I need, for so many reasons, to find someone to love and care for, but am lost knowing how to go about it – how strange that seems. I look in the mirror and wonder why any woman would go for me. The last of my good looks are gone, and while there’s intelligence in my eyes, I look damaged.
It’s no easier when you consider that I’m not the fluent speaker I once was, and struggle to hear a conversation in a social environment. What have I got going for me still? Well, I’m still smart as a whip. I have some wit still, though struggle to express it. I’m tall? I don’t know. Once I would have thought an ease of manner, along with social poise and a certain worldliness set me apart. Now they’re irrelevant. Even my confident exterior is tarnished. I’m not a good catch anymore.

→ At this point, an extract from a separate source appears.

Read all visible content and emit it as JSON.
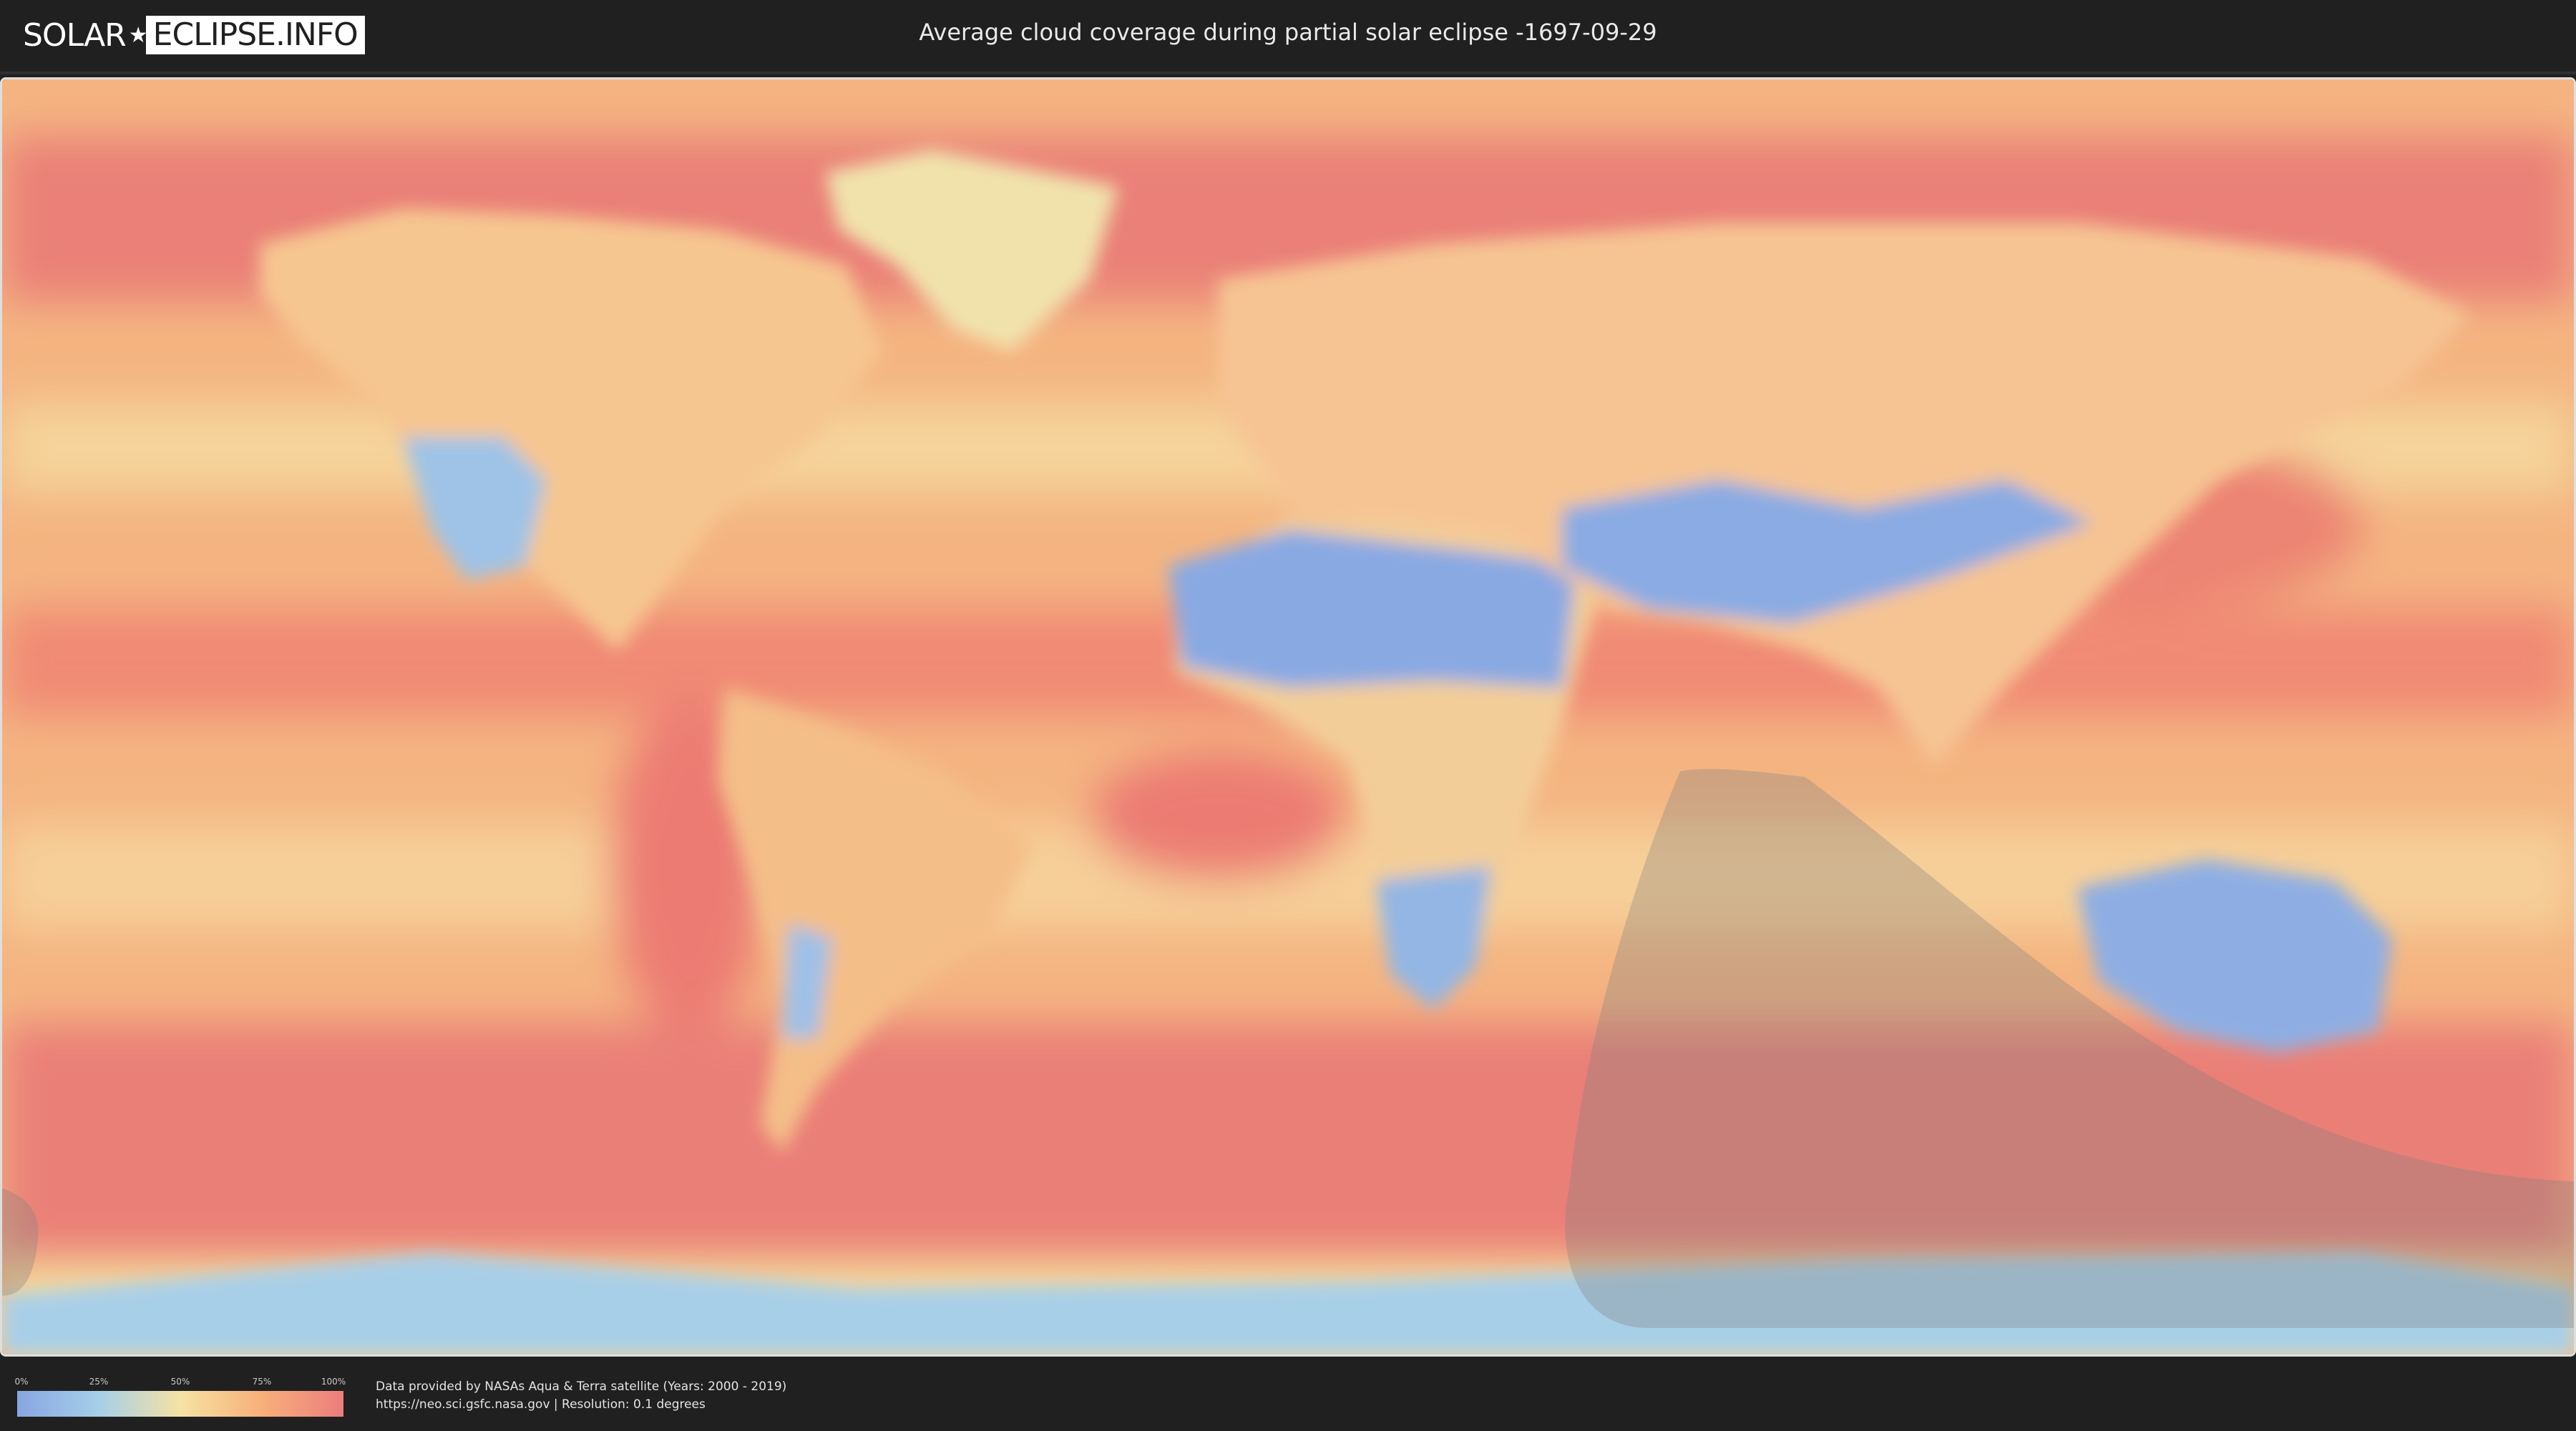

Add to that the undeniable bitterness I have towards my workplace, possibly misplaced, and the narrow horizons offered to me by a parlous financial situation – when once money was no object.

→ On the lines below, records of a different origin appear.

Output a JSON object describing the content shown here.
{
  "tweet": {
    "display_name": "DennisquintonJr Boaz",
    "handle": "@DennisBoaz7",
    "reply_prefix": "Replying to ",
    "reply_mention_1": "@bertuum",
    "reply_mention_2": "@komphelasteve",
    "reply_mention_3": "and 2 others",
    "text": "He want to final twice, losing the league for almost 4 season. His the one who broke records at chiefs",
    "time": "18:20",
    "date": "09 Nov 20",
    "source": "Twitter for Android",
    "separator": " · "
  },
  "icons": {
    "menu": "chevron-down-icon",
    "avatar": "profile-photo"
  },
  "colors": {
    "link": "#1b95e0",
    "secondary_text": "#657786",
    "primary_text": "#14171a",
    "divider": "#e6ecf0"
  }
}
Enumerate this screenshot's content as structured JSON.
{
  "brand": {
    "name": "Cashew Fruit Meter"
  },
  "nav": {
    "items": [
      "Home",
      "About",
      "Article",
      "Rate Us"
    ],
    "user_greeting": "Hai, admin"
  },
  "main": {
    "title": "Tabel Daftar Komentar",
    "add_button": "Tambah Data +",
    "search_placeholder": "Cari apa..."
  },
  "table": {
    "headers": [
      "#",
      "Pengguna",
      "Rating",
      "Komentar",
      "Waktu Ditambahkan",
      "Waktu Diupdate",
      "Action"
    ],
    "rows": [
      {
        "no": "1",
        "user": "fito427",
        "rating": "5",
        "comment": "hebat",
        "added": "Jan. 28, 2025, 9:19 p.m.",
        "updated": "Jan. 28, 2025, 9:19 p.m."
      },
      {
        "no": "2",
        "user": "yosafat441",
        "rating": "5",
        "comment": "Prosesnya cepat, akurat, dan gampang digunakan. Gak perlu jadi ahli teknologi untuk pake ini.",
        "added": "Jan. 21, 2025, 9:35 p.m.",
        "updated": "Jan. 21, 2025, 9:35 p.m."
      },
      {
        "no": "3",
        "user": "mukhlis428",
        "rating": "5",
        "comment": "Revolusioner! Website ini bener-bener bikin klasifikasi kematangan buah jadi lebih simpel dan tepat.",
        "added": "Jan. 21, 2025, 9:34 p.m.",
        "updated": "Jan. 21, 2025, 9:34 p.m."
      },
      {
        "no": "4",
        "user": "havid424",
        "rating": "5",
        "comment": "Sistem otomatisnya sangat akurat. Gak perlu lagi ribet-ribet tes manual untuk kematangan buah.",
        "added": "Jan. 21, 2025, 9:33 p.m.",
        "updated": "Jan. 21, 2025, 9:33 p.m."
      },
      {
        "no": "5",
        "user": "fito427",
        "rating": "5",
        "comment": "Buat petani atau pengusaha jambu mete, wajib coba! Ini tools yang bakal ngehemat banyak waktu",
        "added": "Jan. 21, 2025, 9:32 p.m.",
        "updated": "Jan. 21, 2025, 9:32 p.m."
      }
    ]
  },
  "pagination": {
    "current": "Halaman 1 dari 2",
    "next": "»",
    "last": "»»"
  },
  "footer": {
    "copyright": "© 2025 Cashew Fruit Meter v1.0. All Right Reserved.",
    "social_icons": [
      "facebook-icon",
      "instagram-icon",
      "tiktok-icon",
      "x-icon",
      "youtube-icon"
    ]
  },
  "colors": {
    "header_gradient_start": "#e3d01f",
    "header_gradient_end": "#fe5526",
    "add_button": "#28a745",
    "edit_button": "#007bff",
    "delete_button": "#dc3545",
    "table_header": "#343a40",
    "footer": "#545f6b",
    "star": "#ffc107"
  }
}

I have squandered much over the years, but the greatest waste has been of time and opportunity. I had a good time, but still…
And so it went. What it amounted to was a question about the very point of my existence – particularly if I’m only going to experience more of the same in the years to come.
Writing this tonight it all seems true, but my relationship to it has changed. I’ve backed off from the edge and realised I must do something to change the course of things. What’s done, can’t be undone, but the future is yet to be made.
I always knew there would be a reckoning. I figured it would come when I felt over my health travails, but I don’t think it can wait.
I’m not sure what the answers are. New friends don’t grow on trees, and it’s hard to find love when you rarely venture from the suburb. The job I can change. I guess it’s the same as always, I have to find a way. I’m grateful I have the fortitude and steadiness to act on it.
I have a new dog in a fortnight. That will make a difference. Next goal is to survive at work until mid-January, then, all bets are off. As for the rest of it? I’ll have to be creative. I want to tell a different story. There you go.